I noticed the Russian people staring as we waited to board the train. I smiled at them wishing we were allowed to speak to them or communicate in some way. I knew no Russian except for a few words I had learned in haste while studying my guidebook. Only our Russian guide Sasha and escorts knew English, so communication was difficult. It was also forbidden between Russians and American, except through a host.

I trudged with baggage to the train, an icon to their past. I anticipated with excitement the adventure ahead. The large, steel, black monster sat hissing, ready. The smells of live chickens in crates, stale produce, coal and the thick, hot layers of old fuel oil permeated through the rank rail yard as we longed for fresh air.

I tried to imagine who the train might have carried, famed or regal inside its cars.
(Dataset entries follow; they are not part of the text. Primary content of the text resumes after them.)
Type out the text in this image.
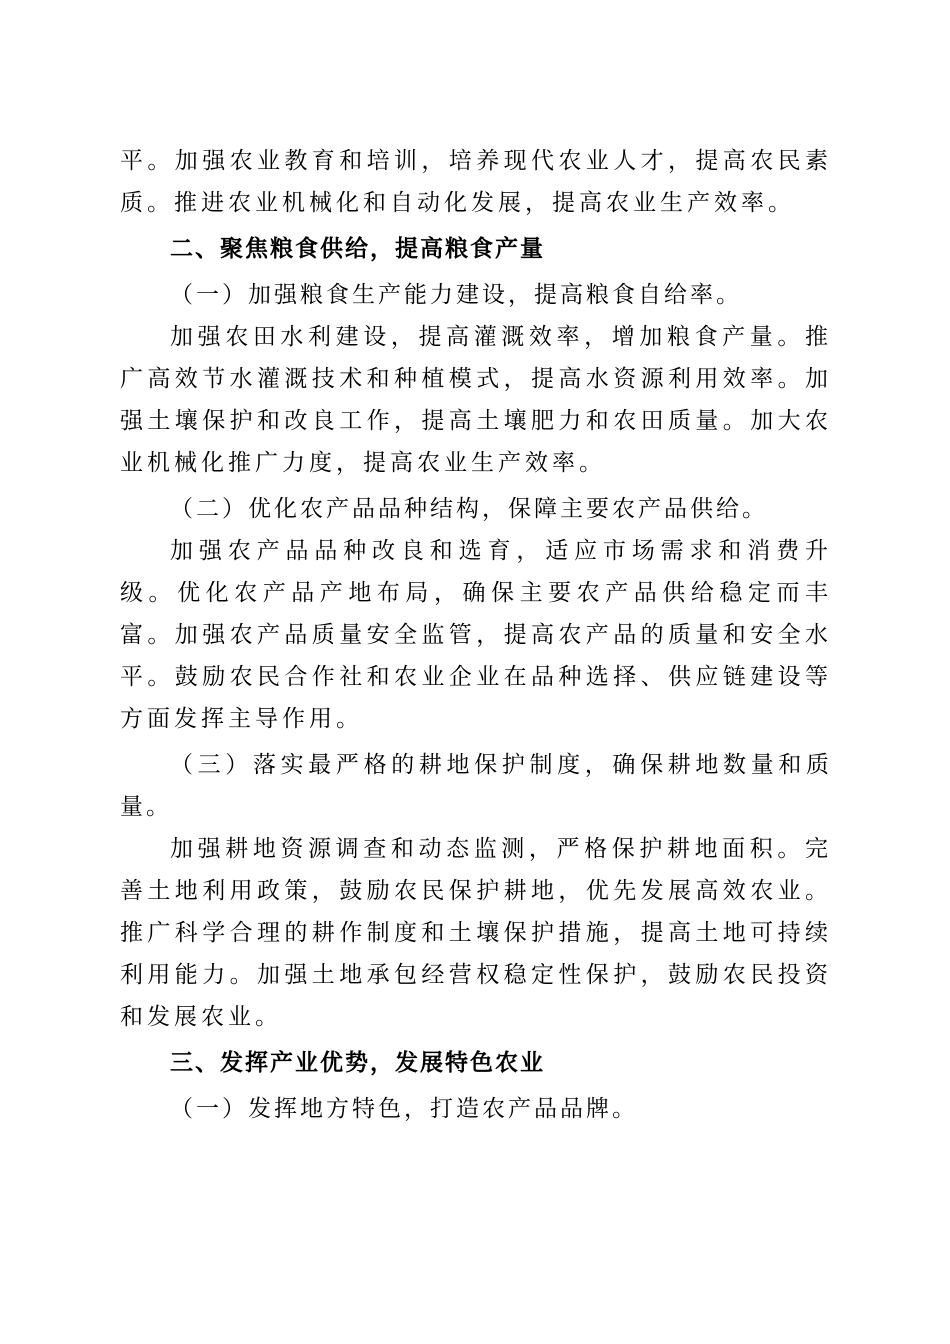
平。加强农业教育和培训，培养现代农业人才，提高农民素质。推进农业机械化和自动化发展，提高农业生产效率。

二、聚焦粮食供给，提高粮食产量

（一）加强粮食生产能力建设，提高粮食自给率。

加强农田水利建设，提高灌溉效率，增加粮食产量。推广高效节水灌溉技术和种植模式，提高水资源利用效率。加强土壤保护和改良工作，提高土壤肥力和农田质量。加大农业机械化推广力度，提高农业生产效率。

（二）优化农产品品种结构，保障主要农产品供给。

加强农产品品种改良和选育，适应市场需求和消费升级。优化农产品产地布局，确保主要农产品供给稳定而丰富。加强农产品质量安全监管，提高农产品的质量和安全水平。鼓励农民合作社和农业企业在品种选择、供应链建设等方面发挥主导作用。

（三）落实最严格的耕地保护制度，确保耕地数量和质量。

加强耕地资源调查和动态监测，严格保护耕地面积。完善土地利用政策，鼓励农民保护耕地，优先发展高效农业。推广科学合理的耕作制度和土壤保护措施，提高土地可持续利用能力。加强土地承包经营权稳定性保护，鼓励农民投资和发展农业。

三、发挥产业优势，发展特色农业

（一）发挥地方特色，打造农产品品牌。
Transfixed with the thought of what it represented to Russia’s past, I climbed aboard with the rest of our group and we were ushered down the aisle of its cold, dark interior. While being shown to our sleeper compartment, I heard the slow chug of engines as it moved slowly out of the railway station.

It was past midnight when I later awoke. Looking out through the dirty glass window, I saw the dark silhouette and shapes of sleeping villages as we sped by. A faint glow of light peered through windows of small houses near the tracks.

I climbed out of my bottom bunk bed to use the restroom at the end of our passenger car. I quietly went to open our compartment door to step out into the aisle trying not to disturb the others.

The door would not open. I tried without success to unlock it, fiddling with the handle and lock. My attempts to unlatch it woke the others. They got up and tried also, but it would not open. Their eyes and faces showed fear, anger. I hoped mine did not.

As our train sped through the Russian Steppes, I sat down and prayed while my traveling companions yelled and screamed for help.

“Help. We’re locked in. Open the door! Somebody!” They each frantically pulled and yanked on the door latch. They were terrified we’d been deliberately locked in.

I chose to remain calm, encouraging them. “They will come. Stay calm.” I said.

We learned while on the trip a lot of things malfunctioned in this country, as their hotel facilities, equipment and transportation modes still operated as if in pre-world war II times. The Soviet Union was decades behind the West in every conceivable way.

We knew that the KGB and uniformed guards were our constant shadow everywhere we went from city to city. A man stood watch just outside our compartment when we boarded, so I knew he heard all our distress and took note of all that went on. Had he been the one to lock us in, or was the door latch only broken and jammed, making it difficult to open? We did not know, but our mind was spent with the possibilities of how this happened, and why.

Our tour guide held all our visas and passports. They were not allowed back until the time of our departure from Russia. Every place, location, hotel and transportation mode provided for us was arranged by their own In-tourist KGB travel bureau and all under the watchful eyes of discrete escorts that carefully blended into the background.

Soon, we heard those on the other side of our compartment working the latch and lock to get it opened. There was much confusion and chatter that followed about why or who might be responsible, if indeed someone was.

When we were finally freed from our compartment, and coming into the Kiev Trans-Siberian station I saw the sun rising, declaring a new day. I hoped it would be better than the night just spent in a compartment we could not be freed from.

When I arrived back home to the U.S. there was a little American flag flying outside the front door of our house. My husband had placed it there to welcome me home, never knowing anything about what went on while I traveled in Communist Russia thousands of miles apart. Mailed postcards I sent home to my family from Ukraine did not arrive home in my mailbox until ten days after my return. Three weeks after I returned home I wrote my story, submitted it to the Times Call Longmont, CO. newspaper, and it was given a full-page with my submitted photos. The picture above is one of the newspaper copies I still keep.

The trip was one I will never forget, one I will always remember, and one I have never regretted taking.